The user is the source of truth, until proven otherwise. Every routine ends with a Followup block. The block surfaces what changed, what is pending, and what needs the user's input. The user can override anything. The user can correct anything. The system trusts itself only as far as the last verified state. When a routine writes something controversial (a capability level change, a sub-status flip on a job, a goal revision), it writes a draft and surfaces it for the user to confirm.
This is the design choice that makes Life OS livable. The system never feels like it is acting on me. It feels like an assistant who has read everything, ranked it, and is asking me to weigh in. The agency stays mine.
What it does not do
Honest list.
It does not auto-decide. Save captures, capability health flags, but the goals routine only changes when I run goals revise.
It does not handle ambiguous natural-language at scale. The verb router maps about thirty-five bare verbs to routines. Free-form questions hit a fallback that loads the relevant domain index, but there is no general-purpose dialogue agent. The vault is the brain; the routines are the limbs.
It does not work without me. If I do not run the evening close, the next morning's brief is stale. If I do not save evidence, the capability graph drifts. The system is a force multiplier on my discipline, not a substitute for it.
It does not solve the actual problem. The problem is one engineer trying to land a founding role from a silent inbox. Life OS does not write the outreach DMs (it drafts them, I edit). It does not run the AWS exam (it reminds me to study). It does not turn evidence into reach on its own (it flags the captures that could become content I publish, so the work surfaces where hiring managers actually look).

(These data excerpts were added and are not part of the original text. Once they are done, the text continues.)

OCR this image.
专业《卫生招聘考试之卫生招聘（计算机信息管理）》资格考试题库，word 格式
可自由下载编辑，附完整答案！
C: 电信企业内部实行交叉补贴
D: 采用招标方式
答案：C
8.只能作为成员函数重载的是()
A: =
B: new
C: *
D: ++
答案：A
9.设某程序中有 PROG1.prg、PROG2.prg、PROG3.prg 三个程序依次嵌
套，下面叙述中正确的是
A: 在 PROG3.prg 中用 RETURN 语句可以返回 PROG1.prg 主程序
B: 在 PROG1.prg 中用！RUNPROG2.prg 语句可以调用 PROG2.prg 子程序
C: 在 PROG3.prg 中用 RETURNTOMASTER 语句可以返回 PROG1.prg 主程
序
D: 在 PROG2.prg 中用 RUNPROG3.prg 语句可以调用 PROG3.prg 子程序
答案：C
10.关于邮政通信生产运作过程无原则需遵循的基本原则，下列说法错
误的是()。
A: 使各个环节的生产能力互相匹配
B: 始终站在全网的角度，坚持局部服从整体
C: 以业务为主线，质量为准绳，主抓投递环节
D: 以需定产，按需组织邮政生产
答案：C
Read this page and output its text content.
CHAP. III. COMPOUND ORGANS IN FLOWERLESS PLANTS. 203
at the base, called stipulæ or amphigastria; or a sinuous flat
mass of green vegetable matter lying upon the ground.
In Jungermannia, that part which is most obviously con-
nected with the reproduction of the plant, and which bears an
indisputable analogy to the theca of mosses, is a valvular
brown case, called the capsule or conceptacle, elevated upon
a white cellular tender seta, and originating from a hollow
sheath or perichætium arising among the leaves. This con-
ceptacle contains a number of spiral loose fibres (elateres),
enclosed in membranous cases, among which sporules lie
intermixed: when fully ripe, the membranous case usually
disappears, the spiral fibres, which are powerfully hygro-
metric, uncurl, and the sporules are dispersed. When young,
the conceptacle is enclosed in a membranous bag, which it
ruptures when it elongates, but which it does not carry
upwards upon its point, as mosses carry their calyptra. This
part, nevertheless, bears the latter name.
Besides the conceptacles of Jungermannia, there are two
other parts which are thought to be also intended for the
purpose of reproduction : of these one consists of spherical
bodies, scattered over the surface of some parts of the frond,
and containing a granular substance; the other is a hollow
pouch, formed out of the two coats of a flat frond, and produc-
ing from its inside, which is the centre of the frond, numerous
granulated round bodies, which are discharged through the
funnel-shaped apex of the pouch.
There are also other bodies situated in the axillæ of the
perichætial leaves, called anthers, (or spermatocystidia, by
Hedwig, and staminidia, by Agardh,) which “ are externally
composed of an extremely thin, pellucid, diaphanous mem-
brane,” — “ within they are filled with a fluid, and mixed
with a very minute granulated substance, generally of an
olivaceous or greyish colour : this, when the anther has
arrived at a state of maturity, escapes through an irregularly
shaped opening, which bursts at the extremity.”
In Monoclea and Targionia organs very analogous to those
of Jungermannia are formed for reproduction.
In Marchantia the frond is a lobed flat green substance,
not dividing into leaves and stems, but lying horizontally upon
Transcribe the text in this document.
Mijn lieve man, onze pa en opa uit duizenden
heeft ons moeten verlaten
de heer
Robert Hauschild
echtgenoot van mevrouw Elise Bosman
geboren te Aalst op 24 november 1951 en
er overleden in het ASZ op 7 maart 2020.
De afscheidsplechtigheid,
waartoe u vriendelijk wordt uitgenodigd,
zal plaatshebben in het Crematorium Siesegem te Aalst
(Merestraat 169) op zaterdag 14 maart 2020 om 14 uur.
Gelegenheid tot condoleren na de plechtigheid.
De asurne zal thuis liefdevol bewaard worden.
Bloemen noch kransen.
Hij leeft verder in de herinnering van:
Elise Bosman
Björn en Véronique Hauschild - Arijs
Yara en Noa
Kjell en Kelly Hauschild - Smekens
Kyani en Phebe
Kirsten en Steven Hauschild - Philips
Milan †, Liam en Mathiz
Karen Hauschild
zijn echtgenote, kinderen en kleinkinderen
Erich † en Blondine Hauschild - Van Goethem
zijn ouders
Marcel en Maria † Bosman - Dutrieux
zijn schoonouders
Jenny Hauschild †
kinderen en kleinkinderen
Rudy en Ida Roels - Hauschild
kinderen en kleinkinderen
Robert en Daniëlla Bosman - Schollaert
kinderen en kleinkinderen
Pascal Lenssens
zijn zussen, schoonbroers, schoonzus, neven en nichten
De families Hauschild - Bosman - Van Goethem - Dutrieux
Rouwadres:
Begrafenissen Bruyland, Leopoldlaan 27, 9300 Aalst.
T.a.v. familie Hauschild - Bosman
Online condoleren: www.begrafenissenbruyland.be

That compression is the difference between a thirty-minute morning routine and a six-hour rabbit hole. Some days it saves me five hours. On those days, those five hours go into the things that matter, the AWS coursework, the StrictlySurf marketplace, the warm-network DMs, the engineering work that grounds the next capability claim.
Why I am writing this
Two reasons. First, the income engine inside Life OS surfaces "build slot" sessions where I move one piece of content forward thirty minutes a day. This article is one of those pieces. Second, when I describe the system in interviews, eyes light up. Founders especially, because the system is the kind of thing you build when you cannot afford to lose to context-switching. I have built it as the engineer I want to hire. If you are reading this and you are a founder, that is the engineer I am offering.
The vault, the routines, and the architecture are all real. The silent inbox was real. The pressure was real. The system is what I do because of it. If a founding-engineer role is the next chapter, this is what I bring on day one. Production AI sensibility, distributed systems instincts under pressure, and the discipline to ship the boring parts well.
If you are an engineer reading this, pick one routine, write the prompt, fire it manually for a week, and see if it earns its keep. That is how Life OS started. The evening close was the first routine, a single evening-log workflow. The morning brief came two months later, after the evening close had paid off enough times that the morning-brief idea felt obvious.
Life OS itself is private. It is built around my specific workflows, capabilities, and constraints, so the repo would not be useful to anyone else as is. If a clean, generalizable subset is worth releasing later, that will be its own project.